Back Taxes: End Your Challenges with Unpaid Tax Debt
What Are Back Taxes?
Back taxes are any taxes you owe that remain unpaid after the year they are due. If you let an entire filing year go by without paying the IRS what you owe, it’s considered “back taxes.” It’s important to note that even taxes you don’t pay within a particular filing year already incur penalties and interest. In fact, penalties and interest are applied even if you file an extension.
It’s in your best interest to find a solution as soon as possible. The information below can help you get started.
5 Options For Addressing Back Taxes With The IRS
#1: File for Currently Not Collectible (CNC) status
If you simply don’t have the means to pay what you owe, Currently Not Collectible (CNC) status is what you need to file. Instead of trying to avoid the IRS, you tell them up-front that you’re not in a position to pay. They will review your financial situation, so you must provide proof that your household income is only enough to cover basic living expenses. Once they approve CNC, the IRS stops all attempts to collect. This stops wage garnishment, liens, and levies because the IRS officially recognizes you can’t afford to pay. The only thing CNC doesn’t stop is penalty and interest assessments. In other words, your tax debt will increase while you’re on CNC. But you won’t be burdened to pay until your situation improves.

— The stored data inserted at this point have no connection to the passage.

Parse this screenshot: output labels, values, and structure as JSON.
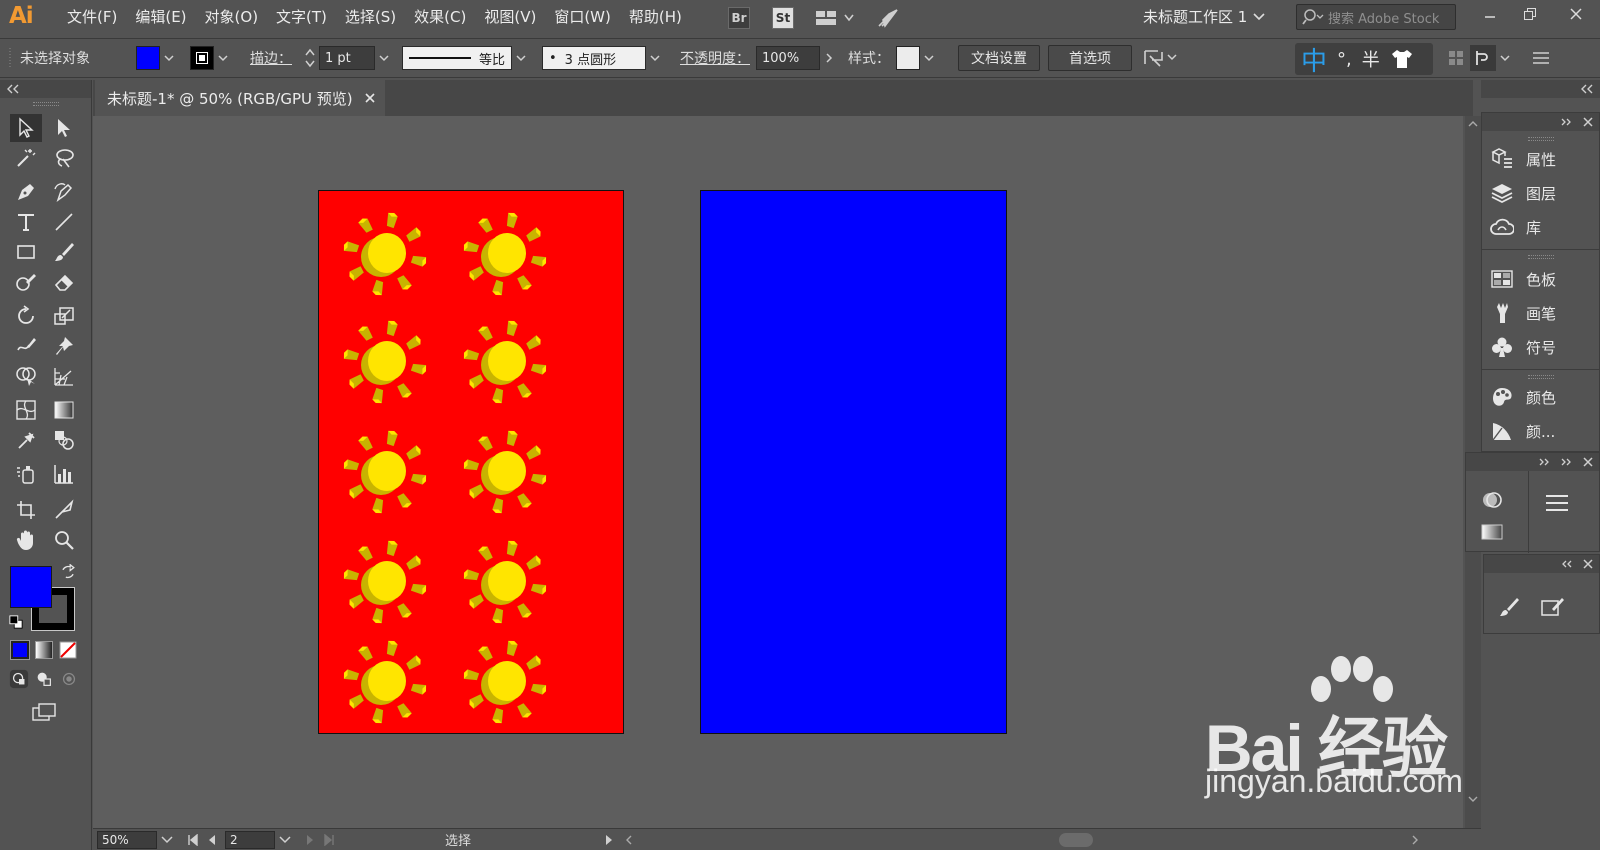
{
  "app": {
    "logo": "Ai",
    "menu": [
      "文件(F)",
      "编辑(E)",
      "对象(O)",
      "文字(T)",
      "选择(S)",
      "效果(C)",
      "视图(V)",
      "窗口(W)",
      "帮助(H)"
    ],
    "bridge_badge": "Br",
    "stock_badge": "St",
    "workspace": "未标题工作区 1",
    "search_placeholder": "搜索 Adobe Stock"
  },
  "control_bar": {
    "selection_status": "未选择对象",
    "fill_color": "#0000ff",
    "stroke_label": "描边：",
    "stroke_weight": "1 pt",
    "stroke_profile": "等比",
    "brush": "3 点圆形",
    "brush_dot": "•",
    "opacity_label": "不透明度：",
    "opacity_value": "100%",
    "style_label": "样式：",
    "doc_setup_button": "文档设置",
    "preferences_button": "首选项"
  },
  "ime_bar": {
    "mode": "中",
    "punct": "°,",
    "width": "半"
  },
  "document": {
    "tab_title": "未标题-1* @ 50% (RGB/GPU 预览)",
    "artboard1_color": "#ff0000",
    "artboard2_color": "#0000ff",
    "sun_color": "#ffe500",
    "sun_ray_color": "#c8b400"
  },
  "status_bar": {
    "zoom": "50%",
    "artboard_number": "2",
    "current_tool": "选择"
  },
  "tool_panel": {
    "fill_color": "#0000ff",
    "stroke_color": "#000000"
  },
  "panels": {
    "group1": [
      "属性",
      "图层",
      "库"
    ],
    "group2": [
      "色板",
      "画笔",
      "符号"
    ],
    "group3": [
      "颜色",
      "颜..."
    ]
  },
  "watermark": {
    "brand": "Bai 经验",
    "url": "jingyan.baidu.com"
  }
}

#2: Set up an Installment Agreement (IA)
Installment Agreements are the most common way to pay back taxes to the IRS. You can use an IA to pay back one or more years of back taxes in a single payment plan. The total amount of back taxes you owe is divided into monthly payments set over a certain term. You negotiate with the IRS to determine how much you can afford to pay each month. It’s in your best interest to make the payments as big as possible so you can eliminate the back taxes as quickly as possible. Penalties and interest assessments don’t stop just because you agree to pay the IRS back. If you owe less than $10,000 you can apply for a simple installment agreement yourself through the IRS website. For those who owe more than $10,000 it’s recommended that you work with a tax debt resolution service.

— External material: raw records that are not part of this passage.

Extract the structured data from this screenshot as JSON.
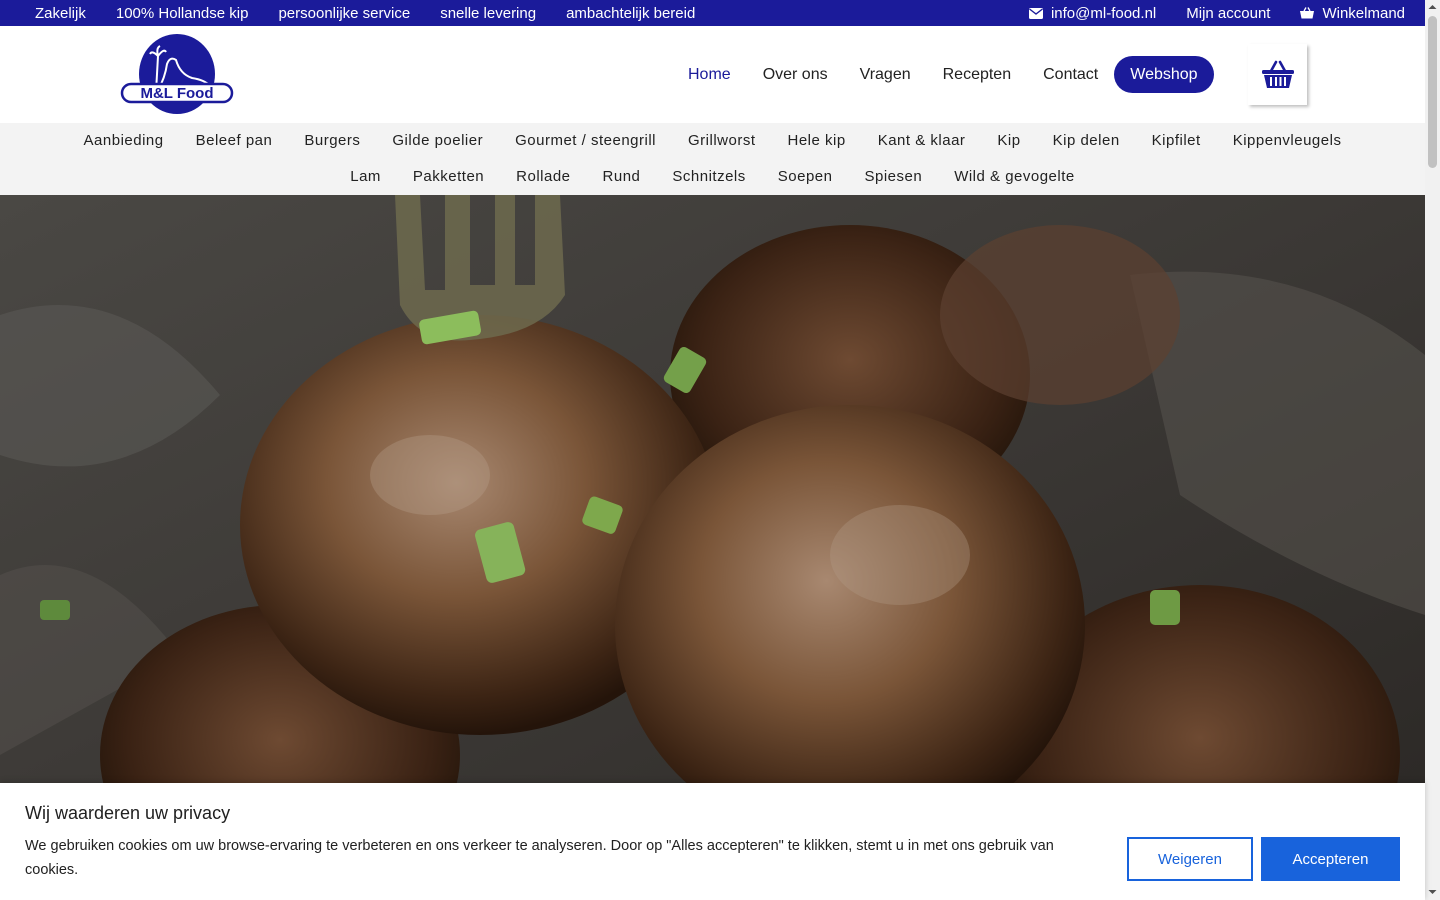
{
  "topbar": {
    "items": [
      "Zakelijk",
      "100% Hollandse kip",
      "persoonlijke service",
      "snelle levering",
      "ambachtelijk bereid"
    ],
    "email": "info@ml-food.nl",
    "account": "Mijn account",
    "cart": "Winkelmand"
  },
  "logo": {
    "text": "M&L Food"
  },
  "mainnav": {
    "items": [
      "Home",
      "Over ons",
      "Vragen",
      "Recepten",
      "Contact"
    ],
    "webshop": "Webshop"
  },
  "categories": {
    "row1": [
      "Aanbieding",
      "Beleef pan",
      "Burgers",
      "Gilde poelier",
      "Gourmet / steengrill",
      "Grillworst",
      "Hele kip",
      "Kant & klaar",
      "Kip",
      "Kip delen",
      "Kipfilet",
      "Kippenvleugels"
    ],
    "row2": [
      "Lam",
      "Pakketten",
      "Rollade",
      "Rund",
      "Schnitzels",
      "Soepen",
      "Spiesen",
      "Wild & gevogelte"
    ]
  },
  "cookie": {
    "title": "Wij waarderen uw privacy",
    "text": "We gebruiken cookies om uw browse-ervaring te verbeteren en ons verkeer te analyseren. Door op \"Alles accepteren\" te klikken, stemt u in met ons gebruik van cookies.",
    "deny": "Weigeren",
    "accept": "Accepteren"
  },
  "colors": {
    "brand": "#1b1b9a",
    "cookie_button": "#1863dc"
  }
}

#3: Make an Offer in Compromise (OIC)
An Offer in Compromise is the IRS’ version of a tax debt settlement plan. With an IA you repay everything you owe. With an OIC, you pay a portion of what you owe in exchange for a discharge of the remaining balance. It’s important to note that the IRS will require a thorough review of your finances. With a full financial disclosure, they evaluate if they can reasonably expect you to pay the full amount. If not, then they agree to a settlement. All of the payments for an OIC must be made within two years of the agreement. If you miss a payment or default, additional penalties can be assessed. The IRS is also unlikely to accept another OIC.

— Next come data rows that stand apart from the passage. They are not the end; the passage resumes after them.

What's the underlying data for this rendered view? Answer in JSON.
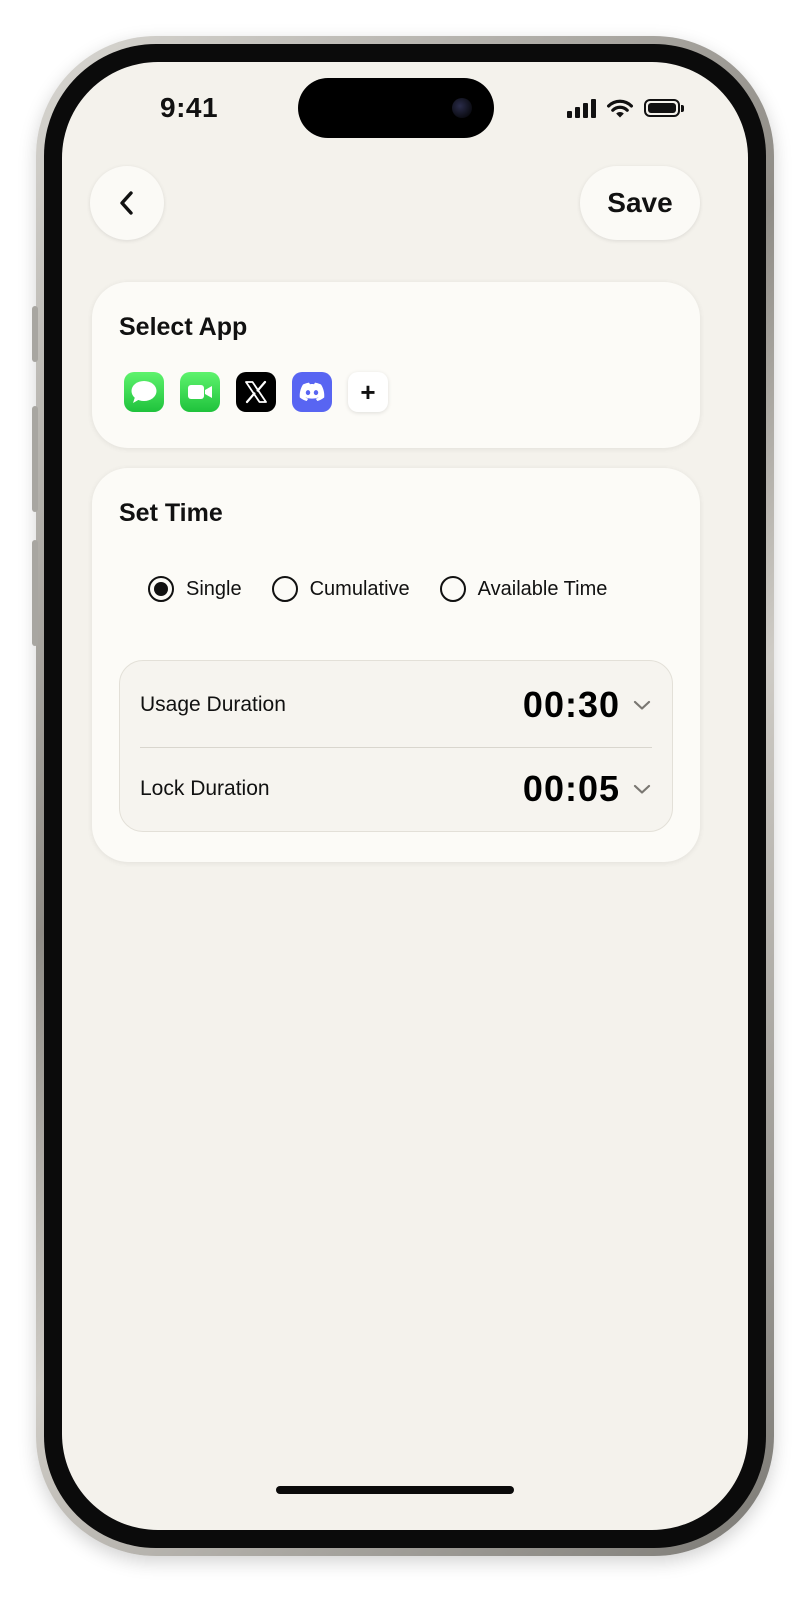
{
  "status_bar": {
    "time": "9:41"
  },
  "nav": {
    "back_icon": "chevron-left-icon",
    "save_label": "Save"
  },
  "select_app": {
    "title": "Select App",
    "apps": [
      {
        "name": "Messages",
        "icon": "messages-icon",
        "color": "#34c759"
      },
      {
        "name": "FaceTime",
        "icon": "facetime-icon",
        "color": "#30d158"
      },
      {
        "name": "X",
        "icon": "x-icon",
        "color": "#000000"
      },
      {
        "name": "Discord",
        "icon": "discord-icon",
        "color": "#5865f2"
      }
    ],
    "add_label": "+"
  },
  "set_time": {
    "title": "Set Time",
    "modes": [
      {
        "label": "Single",
        "selected": true
      },
      {
        "label": "Cumulative",
        "selected": false
      },
      {
        "label": "Available Time",
        "selected": false
      }
    ],
    "durations": [
      {
        "label": "Usage Duration",
        "value": "00:30"
      },
      {
        "label": "Lock Duration",
        "value": "00:05"
      }
    ]
  },
  "colors": {
    "background": "#f4f2ec",
    "card": "#fcfbf7",
    "text": "#111111"
  }
}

#4: Ask for Penalty Abatement
If you had a good reason why you didn’t file or didn’t pay what you owed when you filed, then you can apply for penalty abatement. This doesn’t reduce the back taxes you owe, but it minimizes the penalties applied to that debt. In order to be approved, you must prove you had “reasonable cause” not to file or pay on time – a major event, like a natural disaster or death in the family qualifies.
#5: If you’re an “Innocent Spouse” you qualify for full forgiveness
Complete tax debt forgiveness is extremely rare. The only time this really happens is if you can prove you were the spouse of someone who owes back taxes, but that you had no knowledge. You must have no knowledge of balances due or inaccuracies that occurred in a joint tax return. If you can prove it, you’re off the hook completely.
Disclosure: As part of our commitment to providing comprehensive financial education and support, we want to emphasize the importance of seeking professional assistance when dealing with complex tax matters. Everyone’s financial situation is unique, and some situations may require expert guidance.